CVE-2021-44732
Description
A double-free vulnerability in Mbed TLS before 3.0.1 occurs when memory allocation fails during session handling.
AI Insight
LLM-synthesized narrative grounded in this CVE's description and references.
A double-free vulnerability in Mbed TLS before 3.0.1 occurs when memory allocation fails during session handling.
Vulnerability
A double-free vulnerability exists in Mbed TLS versions prior to 3.0.1. The bug is triggered in out-of-memory conditions when mbedtls_ssl_set_session() or mbedtls_ssl_get_session() fails with MBEDTLS_ERR_SSL_ALLOC_FAILED. Under such conditions, an internal session buffer is freed twice: once during the failed function and again when mbedtls_ssl_session_free() or mbedtls_ssl_free() is subsequently called [4].
Exploitation
An attacker does not need special network access or authentication to trigger the vulnerable code path. The double-free is triggered purely by exhausting memory on the target system, causing a memory allocation failure in the session handling functions. The attacker must be able to cause the system to run low on memory, possibly by initiating multiple connections or exploiting other resource exhaustion vectors. No user interaction beyond normal TLS session operations is required.
Impact
A successful double-free can lead to memory corruption, potentially allowing an attacker to corrupt heap data, cause a denial of service (application crash), or in some cases achieve arbitrary code execution. The exact impact depends on the heap allocator and the state of the memory manager at the time of the double-free. The vulnerability affects the confidentiality, integrity, and availability of the system.
Mitigation
The issue is fixed in Mbed TLS 3.0.1 and later versions [1][2][3][4]. Users should upgrade to 3.0.1 or any subsequent release. For those unable to upgrade, no official workaround is provided; the only mitigation is to ensure sufficient memory is available to avoid allocation failures. The affected versions include all releases before 3.0.1 [4]. The fix is also included in the 2.16.12 (the last release of the 2.16 branch), 2.28.0, and 3.1.0 releases [2][3][4].

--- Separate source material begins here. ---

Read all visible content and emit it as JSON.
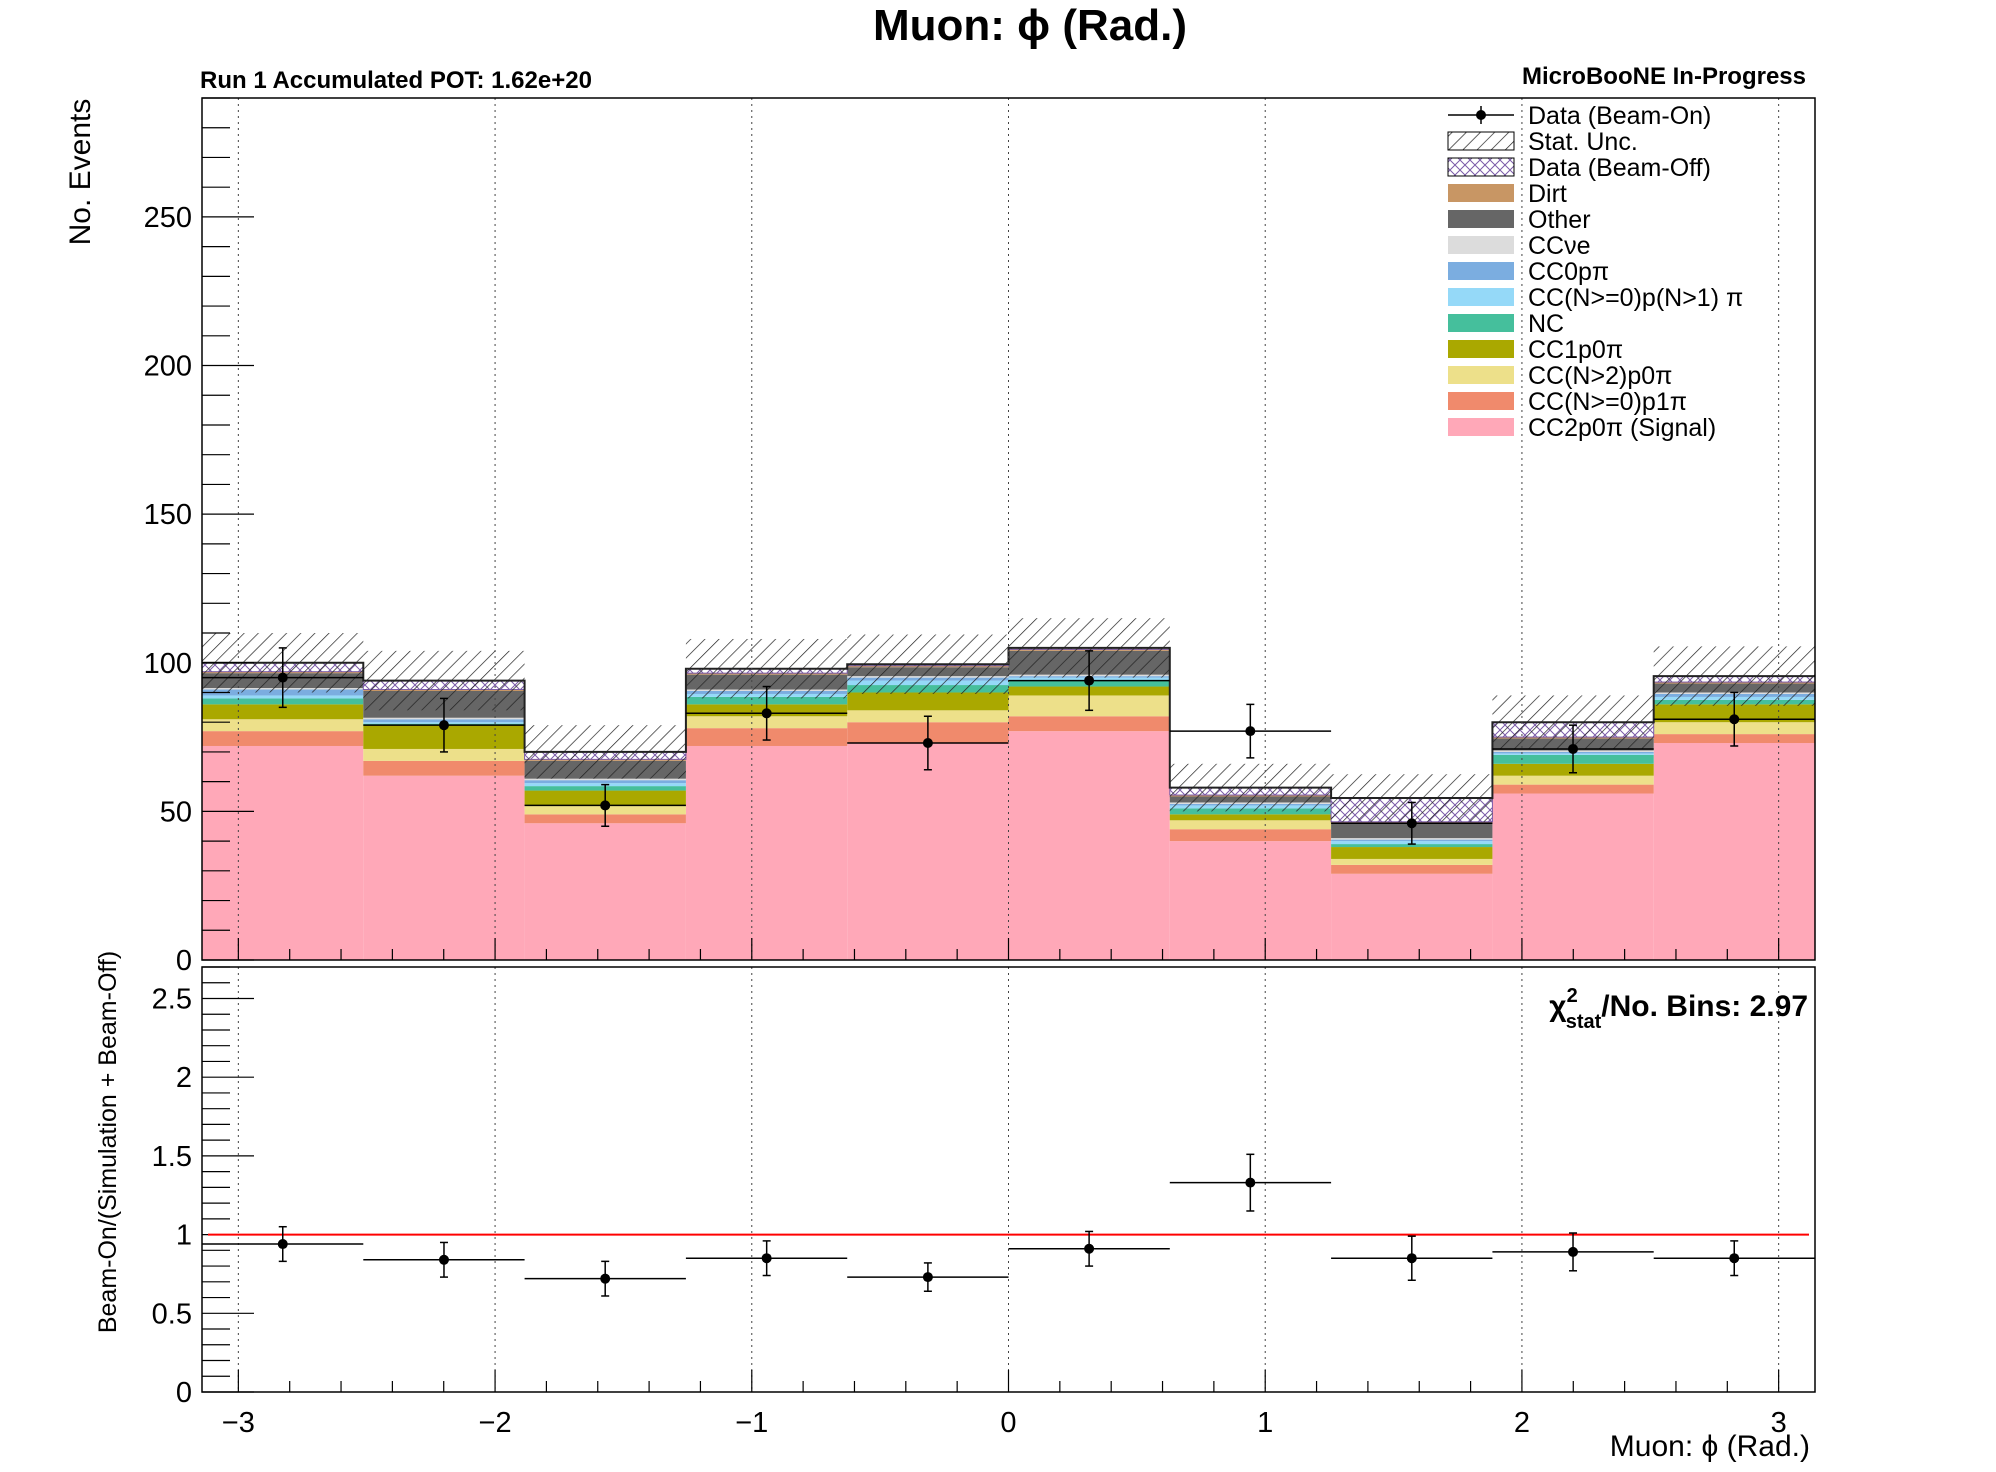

AI Insight generated on May 25, 2026. Synthesized from this CVE's description and the cited reference URLs; citations are validated against the source bundle.
Affected products
2- Mbed/Mbed TLSdescription
Patches
0No patches discovered yet.
Vulnerability mechanics
Root cause
"Double free in mbedtls_ssl_set_session() when memory allocation fails."
Attack vector
An attacker can trigger the double free by inducing memory exhaustion on the target system, causing `mbedtls_ssl_set_session()` to fail. Because the vulnerability is reachable over the network (CVSS:3.1/AV:N) without authentication (PR:N), a remote attacker who can force the TLS library into an out-of-memory state during session setup can exploit this flaw [CWE-415]. The advisory does not detail a specific payload shape beyond the memory-pressure precondition.
Affected code
The vulnerability affects Mbed TLS versions before 3.0.1. The double free occurs in the TLS session handling code when `mbedtls_ssl_set_session()` fails under out-of-memory conditions. The advisory does not specify the exact function or file path beyond the API name.
What the fix does
The fix was released in Mbed TLS 3.0.1. The patch corrects the memory management in the session-set code path so that when `mbedtls_ssl_set_session()` fails due to an allocation failure, the session data is not freed twice. The advisory does not include the actual diff, but the release notes state that the double free is eliminated by ensuring proper cleanup ordering in the error path.
Preconditions
- inputThe target system must be placed in an out-of-memory condition so that mbedtls_ssl_set_session() fails during a TLS session setup attempt.
- networkThe attacker must be able to initiate a TLS handshake with the target (network reachability).
Generated on Jun 13, 2026. Inputs: CWE entries + fix-commit diffs from this CVE's patches. Citations validated against bundle.
References
8- tls.mbed.org/tech-updates/security-advisories/mbedtls-security-advisory-2021-12nvdExploitMitigationThird Party Advisory
- bugs.gentoo.org/829660nvdIssue TrackingMailing ListThird Party Advisory
- lists.debian.org/debian-lts-announce/2022/12/msg00036.htmlnvdMailing ListThird Party Advisory
- github.com/ARMmbed/mbedtls/releasesnvdRelease Notes
- github.com/ARMmbed/mbedtls/releases/tag/v2.16.12nvdRelease Notes
- github.com/ARMmbed/mbedtls/releases/tag/v2.28.0nvdRelease Notes
- github.com/ARMmbed/mbedtls/releases/tag/v3.1.0nvdRelease Notes
- lists.debian.org/debian-lts-announce/2025/06/msg00034.htmlnvd
News mentions
0No linked articles in our index yet.